I do something like:
From Documents > ‘routine documents’ > FY > Month > Section (personnel, operations, or logistics) > and whatever task from there for my main day-to-day stuff
But, for operations outside of the monthly sort, like managing personnel training, it gets really weird;
From Documents > Training > FY > department > categories of training > subcategory > individual person’s folder for the course > application folders with dates (the last folder here is when the one that got approved and they’re going to the school on).
This one is where I end up with file names I can’t rename.
In my obsidian notes folder, i have
.
For file navigation, i use links and references within the notes themselves, which creates a network of linked files that is far far easier to navigate than folders
Everything else is sorta all over the place, but in general
~/ is the user home directory
For pictures, i use a self hosted Immich instance
Too deep.
  
I am having a peoblem bwcause sometimes I broke my own rules or sorted every itme in it's own folder.
My paths are pretty short ngl /home/user/devel/projects/android/testproject/ Probably is the longest one. Or maybe even /home/user/devel/lessons/dotnet-aspnet/exam/AspnetExam/xxxroot/libs/bootstrap-icons/ But that one is temporary, I'll archive it once it's done
wtf is an SDD?
Super duper drive ...
 says SSD
  
 shows a symbol of an HDD  
MFW most people don't care because they understand the nuance of communication except for me
Actually it says SDD. Must be referring to those SeaGate hybrid drives, but even those are referred to as SSHD, so I'm at a loss for what they mean.

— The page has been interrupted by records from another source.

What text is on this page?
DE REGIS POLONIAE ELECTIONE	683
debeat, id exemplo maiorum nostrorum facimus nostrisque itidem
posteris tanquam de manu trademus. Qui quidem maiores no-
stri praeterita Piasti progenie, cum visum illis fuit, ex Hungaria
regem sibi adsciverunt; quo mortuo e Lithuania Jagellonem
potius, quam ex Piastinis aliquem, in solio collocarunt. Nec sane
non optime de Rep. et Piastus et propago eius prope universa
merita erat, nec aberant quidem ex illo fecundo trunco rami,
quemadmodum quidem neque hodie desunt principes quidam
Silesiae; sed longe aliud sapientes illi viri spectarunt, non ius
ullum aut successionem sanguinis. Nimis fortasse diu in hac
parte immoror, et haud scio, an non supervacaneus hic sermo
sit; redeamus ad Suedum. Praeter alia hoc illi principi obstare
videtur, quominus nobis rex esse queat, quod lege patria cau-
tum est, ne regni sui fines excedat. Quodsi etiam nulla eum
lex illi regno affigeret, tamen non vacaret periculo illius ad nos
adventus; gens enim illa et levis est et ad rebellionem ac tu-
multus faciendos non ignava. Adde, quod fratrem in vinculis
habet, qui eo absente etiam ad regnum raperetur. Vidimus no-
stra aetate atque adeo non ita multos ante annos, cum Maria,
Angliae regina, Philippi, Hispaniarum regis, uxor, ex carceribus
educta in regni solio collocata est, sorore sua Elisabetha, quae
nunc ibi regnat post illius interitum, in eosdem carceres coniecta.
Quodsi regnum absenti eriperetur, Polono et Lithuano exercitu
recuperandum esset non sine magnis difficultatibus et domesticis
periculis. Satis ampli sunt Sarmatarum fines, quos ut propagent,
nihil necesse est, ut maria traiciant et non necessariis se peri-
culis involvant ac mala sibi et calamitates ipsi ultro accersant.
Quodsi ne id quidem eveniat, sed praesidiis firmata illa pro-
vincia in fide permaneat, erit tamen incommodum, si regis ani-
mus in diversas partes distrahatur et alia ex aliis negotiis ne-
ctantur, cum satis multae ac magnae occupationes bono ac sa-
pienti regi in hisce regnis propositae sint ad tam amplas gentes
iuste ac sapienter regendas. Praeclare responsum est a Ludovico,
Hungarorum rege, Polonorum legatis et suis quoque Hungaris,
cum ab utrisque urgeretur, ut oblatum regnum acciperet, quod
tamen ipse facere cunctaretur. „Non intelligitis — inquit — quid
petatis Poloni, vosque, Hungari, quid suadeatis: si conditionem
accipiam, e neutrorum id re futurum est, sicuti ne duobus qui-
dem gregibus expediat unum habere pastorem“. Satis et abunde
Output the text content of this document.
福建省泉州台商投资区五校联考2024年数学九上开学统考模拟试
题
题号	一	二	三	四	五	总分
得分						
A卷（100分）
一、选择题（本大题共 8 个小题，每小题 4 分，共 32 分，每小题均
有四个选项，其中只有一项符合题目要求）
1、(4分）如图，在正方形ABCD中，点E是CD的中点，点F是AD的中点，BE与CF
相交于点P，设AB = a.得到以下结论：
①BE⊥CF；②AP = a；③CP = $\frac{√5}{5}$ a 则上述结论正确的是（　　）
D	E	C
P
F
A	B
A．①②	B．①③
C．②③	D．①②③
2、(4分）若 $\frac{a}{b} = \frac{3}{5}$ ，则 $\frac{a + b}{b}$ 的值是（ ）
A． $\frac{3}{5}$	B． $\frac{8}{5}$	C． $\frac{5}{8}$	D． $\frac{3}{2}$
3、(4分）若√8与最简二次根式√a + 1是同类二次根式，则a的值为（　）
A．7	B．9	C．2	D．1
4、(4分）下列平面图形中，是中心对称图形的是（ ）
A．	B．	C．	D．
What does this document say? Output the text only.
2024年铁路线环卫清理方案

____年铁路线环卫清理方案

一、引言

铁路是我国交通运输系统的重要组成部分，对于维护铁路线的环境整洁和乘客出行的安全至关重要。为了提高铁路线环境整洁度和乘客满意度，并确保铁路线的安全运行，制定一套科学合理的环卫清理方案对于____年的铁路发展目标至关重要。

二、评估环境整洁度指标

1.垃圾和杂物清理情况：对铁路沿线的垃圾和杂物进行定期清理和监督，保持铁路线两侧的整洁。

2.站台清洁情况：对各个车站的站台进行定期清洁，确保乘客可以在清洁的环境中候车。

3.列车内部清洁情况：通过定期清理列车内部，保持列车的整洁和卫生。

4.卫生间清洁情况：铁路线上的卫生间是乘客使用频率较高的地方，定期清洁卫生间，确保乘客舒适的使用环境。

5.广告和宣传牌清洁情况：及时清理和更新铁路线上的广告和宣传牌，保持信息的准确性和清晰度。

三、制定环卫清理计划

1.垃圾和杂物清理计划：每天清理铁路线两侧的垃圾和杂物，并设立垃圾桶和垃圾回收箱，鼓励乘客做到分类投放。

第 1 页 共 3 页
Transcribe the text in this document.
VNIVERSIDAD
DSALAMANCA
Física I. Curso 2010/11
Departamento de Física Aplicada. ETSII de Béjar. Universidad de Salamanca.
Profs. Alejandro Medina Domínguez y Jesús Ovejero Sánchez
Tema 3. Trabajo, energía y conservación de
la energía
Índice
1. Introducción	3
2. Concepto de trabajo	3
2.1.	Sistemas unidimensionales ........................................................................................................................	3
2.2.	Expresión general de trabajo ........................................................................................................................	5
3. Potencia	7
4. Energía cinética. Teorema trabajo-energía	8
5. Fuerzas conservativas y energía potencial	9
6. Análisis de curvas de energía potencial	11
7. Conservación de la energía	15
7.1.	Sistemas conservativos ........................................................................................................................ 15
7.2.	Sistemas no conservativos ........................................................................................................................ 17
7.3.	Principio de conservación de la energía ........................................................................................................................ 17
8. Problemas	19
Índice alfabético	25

So i not the only one who misspells. Cool!
That's clearly an ipod
Do you even git?
Surely experiment 1…n should be branches.
With git LFS there's no excuse.
You guys have never had to handle a 300GB tiff file from microscopy and it shows.
Just put it all in the same folder and call it something like:
20250816_ProjectType_ActualNameHere_v001
How about New folder (11)/Final/Final2/TO DELETE/New version/DO NOT DELETE/20250816_Version 4
Mmmmm... Just format the hard drive.
Realistically, the skip should be named "Desktop"
Hmmm yeah. But most of it lives in an automatic cloud backup as well.. Photos, important documents, game saves, programming projects. I've lost drives before and apart from one or two moments where I couldn't find a very specific file I didn't really miss anything. The only things that I really do need to backup at the moment are my music projects and the raw files from my photography
~/Desktop/sort/sort/sortme/shit_from_dt/sort/really_important_shit/sort
Hey, I know what's in my folder labeled Stuff.
Ugh thanks for reminding me to clean up my desktop, I guess…
Shouldn't it show the directory the file is in instead of just showing them grouped together? Or is Projects 2 through 4 in the Project 1 folder and ditto with all of the experiment folders?
It is clear what the comic is trying to communicate and does so locally sound.
It's not like a comic has to be realistic
Data shouldn't be organized hirarchically.
How would you propose to organize it then?
Relationally
I often catch myself using Downloads to store a very suspicious quantity of files.
Yes. Downloads is the way.
If you want to make yourself organize better, set up a cron to remove all downloads older than 7 days 😳 then you’ll be efficient—and probably have nightmares.
No,I'll just disable the cron job before it executes and forget about it.
😳
You're a massive du -sh
Downloads is usually my largest folder. Funny thing is that it is literally all just Linux isos because I'm trying some things with servers
"Linux ISOs"
"Trying some things"
Then you end up liking what you slapped together with jank and a prayer to the temporary work-around and now there's a new prod server!
Linux or Windows… doesn’t matter. Downloads is where I. Will find it.
Yeah cause my work computer limits onedrive storage to like 100mb and downloads is one if the only places where I have write access and it doesn't go to onedrive.